I'm glad to announce that MRPT has just finished moving from our "home-made" Linear Algebra classes to the great Eigen library. The changes are now only in SVN HEAD, and the feature will appear in the next stable release 0.9.3 (see changelog).
There is a tutorial explaining all MRPT vector and matrix classes and their relationship to Eigen's. I've taken care of maintaining backward compatibility with all previous existing code of MRPT users, but there are a few isolated features that have been unavoidably lost in the port (like iterators for matrices). In any case this fundamental change in MRPT is really worthy for two good reasons:
1) Efficiency: Eigen extensively uses vectorization (SSE2,SSE3). I did some tests and in the worst case, Eigen performs just like our old code, but in general, there are large improvements (e.g. 2d-slam with EKF is 7 to 10 times faster!).

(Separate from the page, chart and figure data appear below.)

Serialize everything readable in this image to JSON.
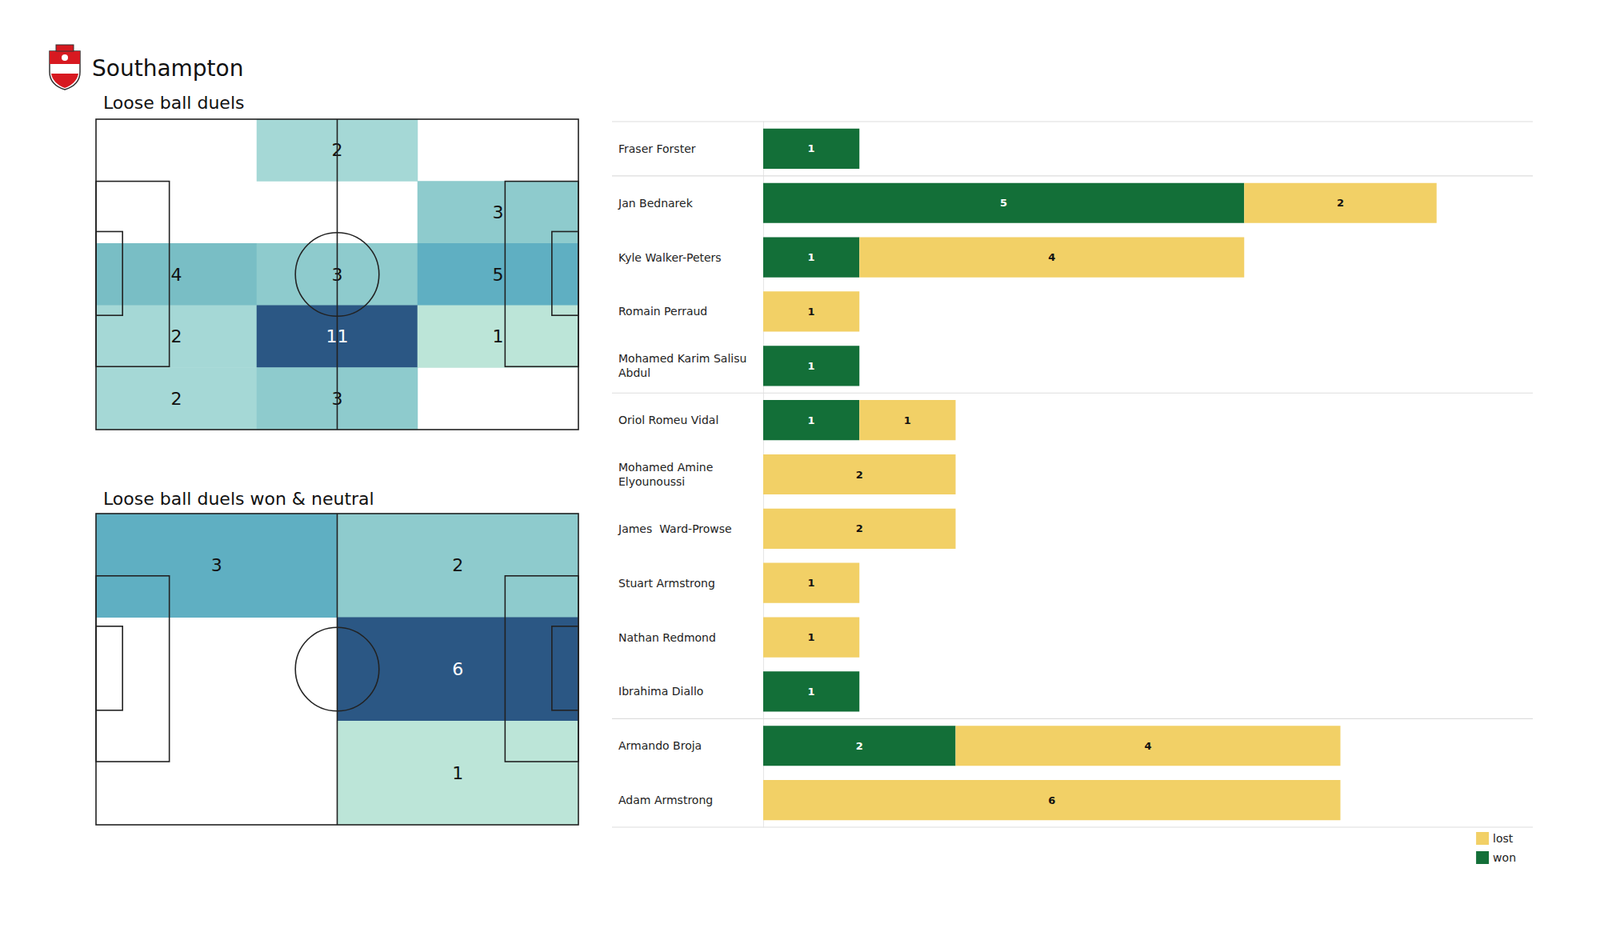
{
  "title": "Southampton",
  "chart_data": [
    {
      "type": "heatmap",
      "title": "Loose ball duels",
      "cells": [
        [
          null,
          2,
          null
        ],
        [
          null,
          null,
          3
        ],
        [
          4,
          3,
          5
        ],
        [
          2,
          11,
          1
        ],
        [
          2,
          3,
          null
        ]
      ],
      "data_labels": true,
      "tick_labels": false
    },
    {
      "type": "heatmap",
      "title": "Loose ball duels won & neutral",
      "cells": [
        [
          3,
          2
        ],
        [
          null,
          6
        ],
        [
          null,
          1
        ]
      ],
      "data_labels": true,
      "tick_labels": false
    },
    {
      "type": "bar",
      "orientation": "horizontal",
      "stacked": true,
      "categories": [
        "Fraser Forster",
        "Jan Bednarek",
        "Kyle Walker-Peters",
        "Romain Perraud",
        "Mohamed Karim Salisu Abdul",
        "Oriol Romeu Vidal",
        "Mohamed Amine Elyounoussi",
        "James  Ward-Prowse",
        "Stuart Armstrong",
        "Nathan Redmond",
        "Ibrahima Diallo",
        "Armando Broja",
        "Adam Armstrong"
      ],
      "series": [
        {
          "name": "won",
          "color": "#136f38",
          "values": [
            1,
            5,
            1,
            null,
            1,
            1,
            null,
            null,
            null,
            null,
            1,
            2,
            null
          ]
        },
        {
          "name": "lost",
          "color": "#f2d066",
          "values": [
            null,
            2,
            4,
            1,
            null,
            1,
            2,
            2,
            1,
            1,
            null,
            4,
            6
          ]
        }
      ],
      "xlim": [
        0,
        8
      ],
      "legend": "lower right",
      "data_labels": true,
      "tick_labels": "y"
    }
  ]
}
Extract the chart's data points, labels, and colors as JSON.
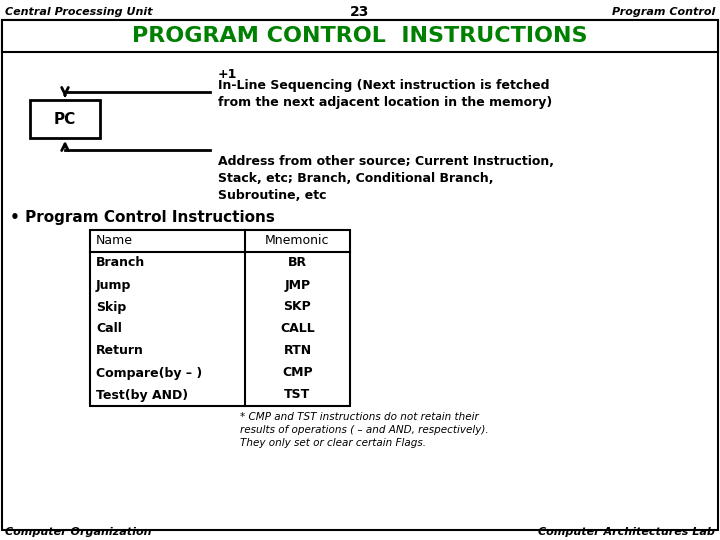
{
  "header_left": "Central Processing Unit",
  "header_center": "23",
  "header_right": "Program Control",
  "title": "PROGRAM CONTROL  INSTRUCTIONS",
  "title_color": "#008000",
  "background_color": "#ffffff",
  "pc_label": "PC",
  "inline_label": "+1",
  "inline_text": "In-Line Sequencing (Next instruction is fetched\nfrom the next adjacent location in the memory)",
  "address_text": "Address from other source; Current Instruction,\nStack, etc; Branch, Conditional Branch,\nSubroutine, etc",
  "bullet_text": "• Program Control Instructions",
  "table_headers": [
    "Name",
    "Mnemonic"
  ],
  "table_rows": [
    [
      "Branch",
      "BR"
    ],
    [
      "Jump",
      "JMP"
    ],
    [
      "Skip",
      "SKP"
    ],
    [
      "Call",
      "CALL"
    ],
    [
      "Return",
      "RTN"
    ],
    [
      "Compare(by – )",
      "CMP"
    ],
    [
      "Test(by AND)",
      "TST"
    ]
  ],
  "footnote": "* CMP and TST instructions do not retain their\nresults of operations ( – and AND, respectively).\nThey only set or clear certain Flags.",
  "footer_left": "Computer Organization",
  "footer_right": "Computer Architectures Lab",
  "outer_border_color": "#000000",
  "text_color": "#000000"
}
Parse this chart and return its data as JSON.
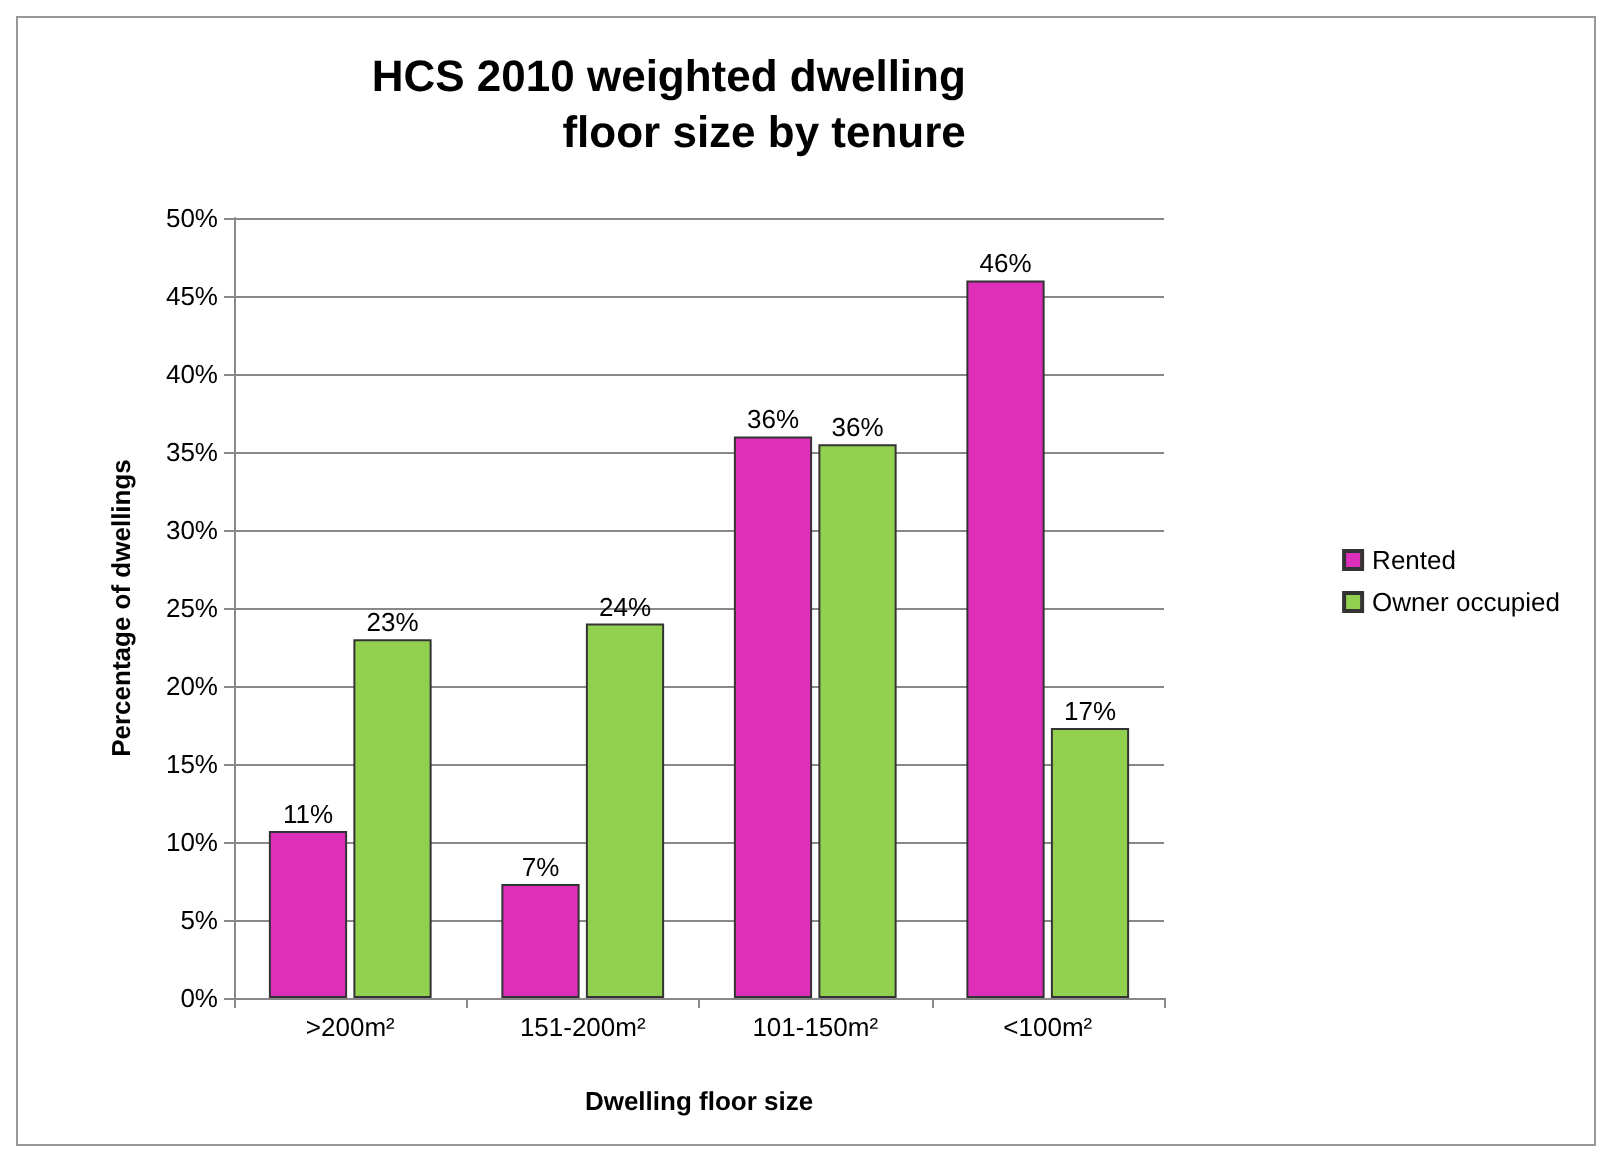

2) Compatibility with other software: IMHO, Eigen is probably the best Linear Algebra C++ library out there, and it's already being used by Google, Willow Garage, and an increasingly large community. By porting MRPT to Eigen, we gain immediate ease of use to all those users who already know Eigen APIs. Also, it's my tiny contribution to the spread of Eigen. I think those guys deserve it for the good work.
This tutorial explains some typical problems found with Eigen programs, but if anyone finds more issues or any regression, please, feel free to report it in the forums.